A peggiorare la situazione, già aggravata anche dalla perdita di mezzi di sussistenza delle famiglie a causa della pandemia di COVID-19, si aggiunge la guerra in Ucraina: l’interruzione delle importazioni causata dal conflitto sta creando carenze di cibo per i prezzi elevati delle materie prime essenziali, tra cui grano (terzo prodotto alimentare più consumato e importato per l’86% del consumo totale), mais, utile per l’alimentazione animale (importato al 100%), oli alimentari e carburante. Il conflitto sta producendo un aumento dei prezzi in tutto il Corno d’Africa: il costo del paniere alimentare è già aumentato del 66% in Etiopia e del 36% in Somalia, lasciando le famiglie impossibilitate a soddisfare i bisogni primari e costringendole a vendere le loro proprietà ed averi duramente guadagnati in cambio di cibo e altri beni salvavita. In Etiopia 4,4 milioni di persone vivono in situazioni di insicurezza alimentare e 4,7 bambini sotto ai 5 anni sono a rischio di malnutrizione grave. Molto critica la situazione anche in Somalia, dove si stanno venendo a creare i presupposti per una vera e propria carestia: 7,1 milioni di persone sono in condizione di grave insicurezza alimentare e oltre 805mila sono sfollate dall’ottobre 2021 a causa della siccità.
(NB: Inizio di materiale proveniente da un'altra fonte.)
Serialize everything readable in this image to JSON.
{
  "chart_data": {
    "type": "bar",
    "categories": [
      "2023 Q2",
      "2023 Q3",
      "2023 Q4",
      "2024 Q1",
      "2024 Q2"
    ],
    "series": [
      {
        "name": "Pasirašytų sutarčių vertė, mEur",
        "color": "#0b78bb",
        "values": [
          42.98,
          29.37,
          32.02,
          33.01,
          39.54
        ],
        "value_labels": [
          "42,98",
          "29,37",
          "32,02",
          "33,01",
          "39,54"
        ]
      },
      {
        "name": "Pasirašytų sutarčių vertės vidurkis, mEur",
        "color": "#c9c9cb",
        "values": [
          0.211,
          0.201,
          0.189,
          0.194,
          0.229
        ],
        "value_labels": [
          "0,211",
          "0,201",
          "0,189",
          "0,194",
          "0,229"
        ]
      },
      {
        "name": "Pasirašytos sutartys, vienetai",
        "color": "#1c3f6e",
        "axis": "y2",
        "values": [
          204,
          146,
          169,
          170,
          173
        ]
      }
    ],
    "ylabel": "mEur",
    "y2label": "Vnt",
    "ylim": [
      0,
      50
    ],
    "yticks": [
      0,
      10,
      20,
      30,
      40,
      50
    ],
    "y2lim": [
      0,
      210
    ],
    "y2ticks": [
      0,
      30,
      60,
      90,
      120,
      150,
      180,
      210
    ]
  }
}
«L’unica soluzione possibile per far fronte all’emergenza in Corno d’Africa è quella di tornare a un’agricoltura locale, riappropriarsi di metodi autoctoni che si adattano meglio ai cambiamenti climatici.» – commenta Valeria Emmi, Advocacy and Networking Senior Specialist di CESVI. E aggiunge – «La dipendenza verso uno/due Paesi produttori di cibo, così fondamentale per la catena alimentare, deve essere interrotta, e i Paesi in difficoltà aiutati a mettere in atto sistemi di coltivazione. Anche se la guerra in Ucraina finisse, non potrà risolvere la drammatica escalation iniziata nel 2020.»